Another danger of fasting for diabetics with borderline creatinine levels, which measures kidney function, is dehydration. The risk of dehydration depends on the circumstances of the person who fasts, such as whether he spends his day in a well air-conditioned room or out on the street, and how much exercise he does, but also whether he takes diuretics. Patients on a diuretic, a medicine that promotes the production of urine, cannot fast either, the doctor says.

Generally, Mushtaq continues, diabetic patients can fast if their blood sugar levels have been under control for at least three months prior to Ramadan, they are well educated and compliant, and they have no complications or comorbid diseases, including kidney failure, heart disease or brittle diabetes type 1.

The latter refers to a group of diabetics with severe instability of glycemic values characterized by frequent and unpredictable hypoglycemic and/or ketoacidosis episodes that cannot be explained by errors of patients or doctors.
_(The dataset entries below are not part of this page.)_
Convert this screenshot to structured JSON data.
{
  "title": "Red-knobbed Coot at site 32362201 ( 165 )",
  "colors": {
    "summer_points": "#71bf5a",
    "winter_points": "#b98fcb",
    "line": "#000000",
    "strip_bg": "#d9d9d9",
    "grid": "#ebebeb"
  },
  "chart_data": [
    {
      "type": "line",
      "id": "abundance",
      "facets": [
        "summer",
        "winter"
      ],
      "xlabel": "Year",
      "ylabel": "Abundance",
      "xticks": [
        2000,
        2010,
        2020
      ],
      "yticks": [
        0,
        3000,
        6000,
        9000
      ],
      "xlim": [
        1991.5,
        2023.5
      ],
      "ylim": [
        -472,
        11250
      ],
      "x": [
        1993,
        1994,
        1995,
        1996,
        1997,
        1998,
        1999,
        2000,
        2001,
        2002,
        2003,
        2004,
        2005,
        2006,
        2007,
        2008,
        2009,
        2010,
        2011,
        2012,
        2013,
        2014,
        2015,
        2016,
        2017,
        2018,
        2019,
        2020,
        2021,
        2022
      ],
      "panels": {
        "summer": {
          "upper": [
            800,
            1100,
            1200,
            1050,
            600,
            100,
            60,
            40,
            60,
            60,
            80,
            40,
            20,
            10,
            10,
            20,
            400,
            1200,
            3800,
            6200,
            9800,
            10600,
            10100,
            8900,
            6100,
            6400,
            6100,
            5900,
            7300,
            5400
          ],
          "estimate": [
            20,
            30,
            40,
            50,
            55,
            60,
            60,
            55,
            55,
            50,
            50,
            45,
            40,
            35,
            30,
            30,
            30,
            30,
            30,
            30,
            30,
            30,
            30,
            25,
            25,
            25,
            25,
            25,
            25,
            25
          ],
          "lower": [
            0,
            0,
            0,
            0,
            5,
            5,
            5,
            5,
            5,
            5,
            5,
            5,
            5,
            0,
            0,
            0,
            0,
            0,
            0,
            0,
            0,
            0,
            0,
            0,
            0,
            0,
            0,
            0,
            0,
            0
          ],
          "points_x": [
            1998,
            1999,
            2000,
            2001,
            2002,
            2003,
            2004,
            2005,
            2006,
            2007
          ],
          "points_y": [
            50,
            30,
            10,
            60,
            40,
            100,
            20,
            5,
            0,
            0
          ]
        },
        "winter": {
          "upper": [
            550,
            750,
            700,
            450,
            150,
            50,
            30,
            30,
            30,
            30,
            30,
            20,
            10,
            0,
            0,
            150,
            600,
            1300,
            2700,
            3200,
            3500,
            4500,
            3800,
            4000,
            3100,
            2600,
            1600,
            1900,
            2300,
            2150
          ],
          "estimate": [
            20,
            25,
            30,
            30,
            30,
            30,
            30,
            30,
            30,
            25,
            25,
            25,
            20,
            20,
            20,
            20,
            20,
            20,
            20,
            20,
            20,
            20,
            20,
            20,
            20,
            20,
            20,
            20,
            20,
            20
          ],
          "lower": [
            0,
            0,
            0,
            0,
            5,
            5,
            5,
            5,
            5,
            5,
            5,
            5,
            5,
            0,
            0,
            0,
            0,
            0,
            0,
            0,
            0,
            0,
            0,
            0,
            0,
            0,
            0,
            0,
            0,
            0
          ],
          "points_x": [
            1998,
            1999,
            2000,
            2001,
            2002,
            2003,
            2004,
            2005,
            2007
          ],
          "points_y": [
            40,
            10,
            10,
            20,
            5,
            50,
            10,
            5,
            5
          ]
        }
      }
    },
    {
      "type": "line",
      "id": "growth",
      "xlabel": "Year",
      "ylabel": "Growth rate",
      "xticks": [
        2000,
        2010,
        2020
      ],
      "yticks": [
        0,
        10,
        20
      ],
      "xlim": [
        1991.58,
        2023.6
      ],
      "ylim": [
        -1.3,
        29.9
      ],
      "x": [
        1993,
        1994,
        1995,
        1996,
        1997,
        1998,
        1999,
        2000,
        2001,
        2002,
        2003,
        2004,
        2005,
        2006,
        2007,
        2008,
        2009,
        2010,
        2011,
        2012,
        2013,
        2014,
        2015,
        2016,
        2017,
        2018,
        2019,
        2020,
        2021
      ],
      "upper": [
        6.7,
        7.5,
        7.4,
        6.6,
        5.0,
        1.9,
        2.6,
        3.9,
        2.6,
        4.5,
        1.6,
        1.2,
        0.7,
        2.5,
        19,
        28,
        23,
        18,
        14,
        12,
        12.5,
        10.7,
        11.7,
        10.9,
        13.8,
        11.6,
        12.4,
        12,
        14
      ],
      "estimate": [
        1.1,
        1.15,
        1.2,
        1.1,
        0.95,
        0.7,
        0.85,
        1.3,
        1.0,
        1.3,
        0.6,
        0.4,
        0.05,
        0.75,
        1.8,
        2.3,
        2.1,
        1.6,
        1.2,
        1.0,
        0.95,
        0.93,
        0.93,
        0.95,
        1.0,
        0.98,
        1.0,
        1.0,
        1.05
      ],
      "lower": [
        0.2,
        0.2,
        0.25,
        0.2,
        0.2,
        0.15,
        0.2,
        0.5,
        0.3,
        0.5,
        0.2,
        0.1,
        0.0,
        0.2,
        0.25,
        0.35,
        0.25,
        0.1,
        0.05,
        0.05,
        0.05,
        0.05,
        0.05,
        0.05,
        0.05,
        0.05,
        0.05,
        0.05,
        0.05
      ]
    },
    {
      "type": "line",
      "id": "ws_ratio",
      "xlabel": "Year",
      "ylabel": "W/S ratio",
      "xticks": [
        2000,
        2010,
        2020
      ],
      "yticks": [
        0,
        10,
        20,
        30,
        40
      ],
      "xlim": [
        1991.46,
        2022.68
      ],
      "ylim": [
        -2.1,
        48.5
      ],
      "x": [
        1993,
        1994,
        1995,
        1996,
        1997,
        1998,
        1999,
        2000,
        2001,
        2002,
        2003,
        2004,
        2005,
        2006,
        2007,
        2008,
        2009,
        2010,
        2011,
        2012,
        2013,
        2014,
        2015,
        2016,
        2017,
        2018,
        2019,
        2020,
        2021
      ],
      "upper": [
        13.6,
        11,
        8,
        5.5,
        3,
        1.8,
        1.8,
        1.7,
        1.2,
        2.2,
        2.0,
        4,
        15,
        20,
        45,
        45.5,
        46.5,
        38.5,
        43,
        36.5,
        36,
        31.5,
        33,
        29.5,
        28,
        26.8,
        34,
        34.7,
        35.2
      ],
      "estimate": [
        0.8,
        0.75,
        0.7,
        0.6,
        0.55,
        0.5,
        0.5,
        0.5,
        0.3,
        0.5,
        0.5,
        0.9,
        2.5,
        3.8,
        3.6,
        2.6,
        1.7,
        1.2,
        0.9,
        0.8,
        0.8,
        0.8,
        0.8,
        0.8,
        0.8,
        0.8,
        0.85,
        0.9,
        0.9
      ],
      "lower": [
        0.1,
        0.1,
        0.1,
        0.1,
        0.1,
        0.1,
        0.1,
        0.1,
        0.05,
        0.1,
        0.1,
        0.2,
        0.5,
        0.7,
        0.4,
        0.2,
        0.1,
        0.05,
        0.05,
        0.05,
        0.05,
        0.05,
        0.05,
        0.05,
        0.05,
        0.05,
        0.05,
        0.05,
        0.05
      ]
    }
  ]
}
This is the case with Umm Amer, who says she sometimes fast on a weekend but never more than 4 days in a row.


Regarding exercise, Mushtaq says praying Taraweeh, the evening prayers, is a good exercise for most diabetics. “It is not advised to exercise while fasting,” she adds, as this can easily lead to hypoglycemia, but during the night there is no contraindication whatsoever to continue an exercise regime or even begin one.

“The American Diabetic Association recommends us to have at least three to four times a week 30 minutes of real exercise, during which the heart rate exceeds 100,” and Mushtaq agrees. She stresses that exercise should not only be done during Ramadan, but throughout the entire year without any excuse. “One of my patients [lives in a] very small flat, so she used to walk around the dining table [to exercise]. She lost a lot of weight doing just that,” illustrates Mushtaq. According to her, all it takes to maintain an exercise routine are “willpower, education, and perseverance.”